When I posted photos from the trip on Instagram, the messages poured in. Some said they too missed going to the States; some said they’d already started going back; others said they’d never set foot in the U.S. as long as Trump is in power, often punctuated with the “vomit” emoji.
In Vermont, probably the least Trumpian state of them all, the wonderful manager of the restaurant I visited told me they were feeling the lack of Canadian tourists sharply, and that business was way down. It was obvious everywhere I went. From Burlington to Stowe, shopping streets were empty and restaurants half full. At the U.S. border crossing there were only two cars ahead of us, and coming home, there was no line at all on the Canadian side. As a friend of mine put it recently: “I’m trying to feel sorry for them, but I have a hard time getting past the 77 million who voted for him.” So true.
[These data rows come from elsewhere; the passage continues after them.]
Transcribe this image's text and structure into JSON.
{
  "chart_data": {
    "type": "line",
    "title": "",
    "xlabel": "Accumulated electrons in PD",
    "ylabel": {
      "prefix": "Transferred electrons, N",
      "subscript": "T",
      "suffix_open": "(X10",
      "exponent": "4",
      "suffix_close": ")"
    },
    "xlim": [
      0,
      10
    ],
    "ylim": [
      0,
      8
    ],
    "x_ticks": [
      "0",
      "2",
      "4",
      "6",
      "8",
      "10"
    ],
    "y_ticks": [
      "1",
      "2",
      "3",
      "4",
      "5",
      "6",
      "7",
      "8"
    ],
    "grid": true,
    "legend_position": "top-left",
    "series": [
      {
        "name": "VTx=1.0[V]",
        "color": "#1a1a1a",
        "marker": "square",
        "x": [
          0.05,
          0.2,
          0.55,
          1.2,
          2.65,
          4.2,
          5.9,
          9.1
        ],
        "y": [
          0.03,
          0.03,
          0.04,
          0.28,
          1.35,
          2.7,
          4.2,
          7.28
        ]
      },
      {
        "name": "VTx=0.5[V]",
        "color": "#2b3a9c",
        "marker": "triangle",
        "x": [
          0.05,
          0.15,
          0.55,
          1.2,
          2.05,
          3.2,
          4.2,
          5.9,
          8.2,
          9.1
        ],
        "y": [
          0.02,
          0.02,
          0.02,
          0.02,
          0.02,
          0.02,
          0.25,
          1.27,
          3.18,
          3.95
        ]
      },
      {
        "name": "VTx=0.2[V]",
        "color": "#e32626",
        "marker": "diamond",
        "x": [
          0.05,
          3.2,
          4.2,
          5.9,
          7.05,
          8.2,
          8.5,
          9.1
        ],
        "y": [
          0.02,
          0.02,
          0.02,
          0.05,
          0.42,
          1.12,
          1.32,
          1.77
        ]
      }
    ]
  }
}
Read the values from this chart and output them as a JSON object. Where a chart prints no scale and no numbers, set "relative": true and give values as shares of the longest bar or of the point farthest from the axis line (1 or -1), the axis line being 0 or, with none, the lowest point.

For a long time, what kept Canadians from a U.S. holiday was probably the exchange rate more than politics. Now politics is the main reason, though the exchange rate doesn’t help either: restaurant bills and wine prices were noticeably higher everywhere I visited than back home in Montreal. Was the quality of the food worth the trip? Not really.
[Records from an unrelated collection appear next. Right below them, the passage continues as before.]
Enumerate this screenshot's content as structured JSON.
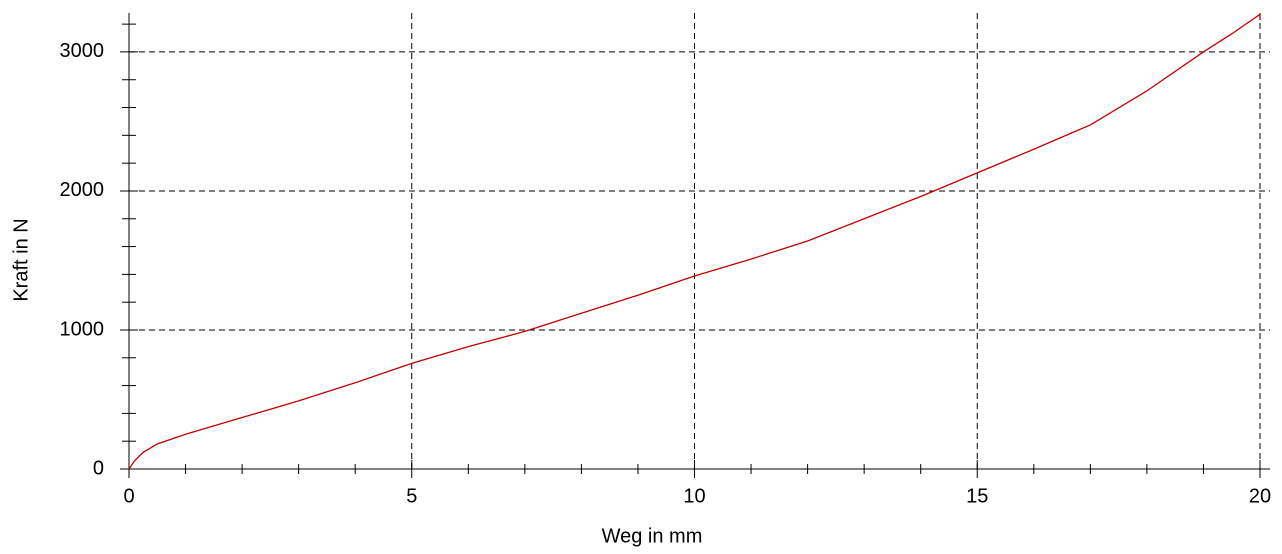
{
  "chart_data": {
    "type": "line",
    "xlabel": "Weg in mm",
    "ylabel": "Kraft in N",
    "series": [
      {
        "color": "#c00000",
        "x": [
          0,
          0.1,
          0.25,
          0.5,
          1,
          1.5,
          2,
          3,
          4,
          5,
          6,
          7,
          8,
          9,
          10,
          11,
          12,
          13,
          14,
          15,
          16,
          17,
          18,
          19,
          19.5,
          20,
          20
        ],
        "values": [
          0,
          60,
          120,
          180,
          250,
          310,
          370,
          490,
          620,
          760,
          880,
          990,
          1120,
          1250,
          1388,
          1510,
          1640,
          1800,
          1960,
          2130,
          2300,
          2475,
          2720,
          3000,
          3130,
          3270,
          3230
        ]
      }
    ],
    "xlim": [
      0,
      20
    ],
    "xticks": [
      0,
      5,
      10,
      15,
      20
    ],
    "x_minor_ticks": [
      1,
      2,
      3,
      4,
      6,
      7,
      8,
      9,
      11,
      12,
      13,
      14,
      16,
      17,
      18,
      19
    ],
    "ylim": [
      0,
      3280
    ],
    "yticks": [
      0,
      1000,
      2000,
      3000
    ],
    "y_minor_ticks": [
      200,
      400,
      600,
      800,
      1200,
      1400,
      1600,
      1800,
      2200,
      2400,
      2600,
      2800,
      3200
    ],
    "grid": true
  }
}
My main vacation plans this summer stay in Canada, not Europe or the U.S.: for those who have already “done” the beautiful regions of Quebec, Ontario towns like Stratford, St. Catharines and Toronto have plenty to offer culturally and culinarily, as do so many Canadian towns and cities.
If this Trump era has had one positive effect on Canadians, it's this: nothing has brought the country together quite like it since our last Olympic hockey gold, won by both the men's and women's teams in 2014. A country famously divided by region and language, French versus English, East versus West, suddenly found itself uniting against a common foe. The result has been a surge of national pride, and Canadians feeling more consciously Canadian than I've witnessed in my lifetime.
Is it time to soften our stance, to inch our way back toward buying American or visiting the U.S.? That's a very personal decision. For me, the ballet is too hard to give up. But aside from that and work commitments, it'll be Stratford over Broadway, and the Magdalen Islands over Cape Cod.
As for the bourbon, a Montreal bartender recently told me Canadian rye makes a pretty good replacement, suggesting one called King of the North.
I'll drink to that!



Ms. Chesterman, I am one of those many U.S. citizens who are quietly protesting this sad state of affairs by spending USD in Canada. I just returned from the Montreal Jazz Festival--amazing as always--and spent more on a hotel, some of Montreal's exquisite restaurants, museums and Quebec-made crafts. We drank exclusively Canadian wines and I brought a CA gin home to share with friends. Your people opened their arms to us as they have in the past and my guest, a first-time visitor, was entranced. One of my personal high points of the trip was the two hours I spent at the McCord immersing myself in the exhibition on Montreal's culinary history. Brava to you for your role in it!
Brava! This brought me to tears. So sad and yet so proud of Canada for standing up to our tyrant when so few have. My people are from Canada; my paternal line from Normandy to Quebec in the 1600s, my maternal line Scots migrating to PEI. From our vacation home on Lake Champlain we have noted far fewer boats flying CA flags. We miss you but understand and support your resistance. Counting the days until trump is no more.